During the Christmas holidays, just before facing up to year 8, I made a decision - I was going to toughen up. I started smoking, being rebellious, and basically trying to be as tough as possible. Of course, everyone thought I was a joke and the bullying got worse year by year no matter how "normal" I tried to act. Behind the scenes I was crossdressing and feeling totally confused and messed up and thinking that if my whole personality package was put into a female body then I would fir in ok. In the end I was driven out of school by the bullies without doing my leaving certificate, after failing almost everything despite being measured with an IQ of "well within the top 10% as compared with university graduates in the state".

By then I'd resolved to be *really* masculine and worked hard on cultivating a masculine image so I could attract girls and gain some sort of male credibility. I had a few local friends and my role with them was that of "the clown" - they laughed at me and I laughed with them. So I learnt the drums and played in bands, drank and smoked pot constantly, took any other drug that crossed my path, swore often and loudly, and dressed almost exclusively in torn and tattered t-shirts and jeans, and performed dirty work in factories to pay the rent. It worked, too - in time almost everyone thought I was a normal (if slightly mad) guy, although only men ever seemed to be interested in me.

At age 25 I had resolved to clean up and soon afterwards I met the women I married. In hindsight I can see that it was ridiculous, but I couldn't bear to admit what I was; I couldn't stand the idea of the bullies at school being right about me. I was even too chicken to be gay - knowing that I would still be seen as a second-class male - and instead formed these weird one-on-one close, but platonic, friendships with men, which often raised eyebrows in my group of friends.

I really knew nothing about trans issues, and this didn't help. As I neared puberty my parents started giving me facts-of-life books. One of them was "Everything you wanted to know about sex but was afraid to ask". I still remember what I felt as I read the bit about transsexuals: "So-called transsexuals are nothing more than castrated and mutilated female impersonators". Well! At that time I was still a bit of a goody two shoes (think Hermione in Harry Potter) and of course female impersonators were those terrible underworld prostitute / stripper types, weren't they? And I certainly wasn't one of them!

Sorry for being so in-depth about my background but I'm hoping it may help you see how fear of stigma can lead a transperson to seek heterosexual married life.

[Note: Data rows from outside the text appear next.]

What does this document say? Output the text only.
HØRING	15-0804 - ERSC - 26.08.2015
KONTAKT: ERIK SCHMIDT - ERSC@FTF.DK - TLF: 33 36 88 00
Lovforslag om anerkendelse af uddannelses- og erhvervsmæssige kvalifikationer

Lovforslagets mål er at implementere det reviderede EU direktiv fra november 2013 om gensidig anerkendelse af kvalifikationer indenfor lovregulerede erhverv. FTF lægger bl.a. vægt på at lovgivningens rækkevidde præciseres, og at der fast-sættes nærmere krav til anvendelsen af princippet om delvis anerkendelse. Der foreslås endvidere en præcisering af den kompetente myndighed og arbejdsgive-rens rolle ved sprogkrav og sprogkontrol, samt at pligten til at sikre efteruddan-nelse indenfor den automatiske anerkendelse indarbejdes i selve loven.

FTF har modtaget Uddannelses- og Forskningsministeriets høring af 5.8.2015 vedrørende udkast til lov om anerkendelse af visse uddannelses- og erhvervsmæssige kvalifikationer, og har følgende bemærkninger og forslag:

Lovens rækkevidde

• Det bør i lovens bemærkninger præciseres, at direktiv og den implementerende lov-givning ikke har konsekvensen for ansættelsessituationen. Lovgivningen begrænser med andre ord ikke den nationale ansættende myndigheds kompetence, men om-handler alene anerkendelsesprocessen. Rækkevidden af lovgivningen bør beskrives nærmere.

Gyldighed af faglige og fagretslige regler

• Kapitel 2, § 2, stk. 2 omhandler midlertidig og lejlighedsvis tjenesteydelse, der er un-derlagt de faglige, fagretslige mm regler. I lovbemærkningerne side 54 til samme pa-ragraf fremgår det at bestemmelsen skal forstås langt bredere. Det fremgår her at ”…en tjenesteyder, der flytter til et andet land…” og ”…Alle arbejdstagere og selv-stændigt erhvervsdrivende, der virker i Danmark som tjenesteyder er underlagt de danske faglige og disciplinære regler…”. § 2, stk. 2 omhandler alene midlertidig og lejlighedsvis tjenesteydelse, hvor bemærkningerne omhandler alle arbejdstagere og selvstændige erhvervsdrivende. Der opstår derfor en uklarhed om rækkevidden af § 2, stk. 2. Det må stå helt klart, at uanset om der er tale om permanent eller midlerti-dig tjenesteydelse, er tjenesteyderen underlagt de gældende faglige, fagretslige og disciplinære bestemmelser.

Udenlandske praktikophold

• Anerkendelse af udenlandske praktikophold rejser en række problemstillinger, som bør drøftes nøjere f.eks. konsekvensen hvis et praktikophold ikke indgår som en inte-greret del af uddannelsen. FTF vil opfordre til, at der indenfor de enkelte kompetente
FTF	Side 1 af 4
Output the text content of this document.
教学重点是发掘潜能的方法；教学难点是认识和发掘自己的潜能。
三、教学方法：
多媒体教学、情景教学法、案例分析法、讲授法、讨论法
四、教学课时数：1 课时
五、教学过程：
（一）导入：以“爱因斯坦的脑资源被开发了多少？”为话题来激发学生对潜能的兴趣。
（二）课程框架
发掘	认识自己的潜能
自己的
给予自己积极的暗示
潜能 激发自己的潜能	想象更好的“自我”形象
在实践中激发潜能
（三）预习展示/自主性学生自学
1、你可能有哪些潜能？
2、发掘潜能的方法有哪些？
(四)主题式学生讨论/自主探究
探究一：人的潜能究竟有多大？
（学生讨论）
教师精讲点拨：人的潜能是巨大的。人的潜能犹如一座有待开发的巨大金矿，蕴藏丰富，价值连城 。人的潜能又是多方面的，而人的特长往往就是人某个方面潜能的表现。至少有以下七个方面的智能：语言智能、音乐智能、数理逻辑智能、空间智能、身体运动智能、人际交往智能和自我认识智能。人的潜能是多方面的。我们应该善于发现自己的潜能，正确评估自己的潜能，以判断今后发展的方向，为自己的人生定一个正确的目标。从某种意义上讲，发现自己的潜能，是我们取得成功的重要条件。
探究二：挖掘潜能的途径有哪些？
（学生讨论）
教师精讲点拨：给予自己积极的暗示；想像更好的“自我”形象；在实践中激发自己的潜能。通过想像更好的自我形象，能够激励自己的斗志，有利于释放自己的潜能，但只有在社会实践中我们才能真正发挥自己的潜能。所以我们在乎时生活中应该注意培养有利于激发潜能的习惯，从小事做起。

Even today there is strong resistance against teaching children about human diversity when it comes to sex and gender. And given that we are still shackled by the remnants of patriarchy, more confused kids will continue to marry, thinking that it will somehow "make them normal". Michelle, put it perfectly in her letter to you: "if a person has a gender issue, they cannot resolve it by marriage and producing children. It only hurts those closes to them".

Thank God for the Internet, which is our best hope of preventing such hurts from happening again ... as long as fundamentalist Christian types who blithely ignore 50+ years of psychiatric research and think that transsexualism is "curable" don't undo too much of the good work.

While I could never say that the birth of my son was a bad thing, what I did was still not right because it inconvenienced my favourite people. I guess the ideal moral of this story is an adaptation of Yul Brynner's famous line, "Whatever you do, don't marry!" (if you have gender issues).

I'm sorry this is so long but I hope you found it enlightening, or at least interesting.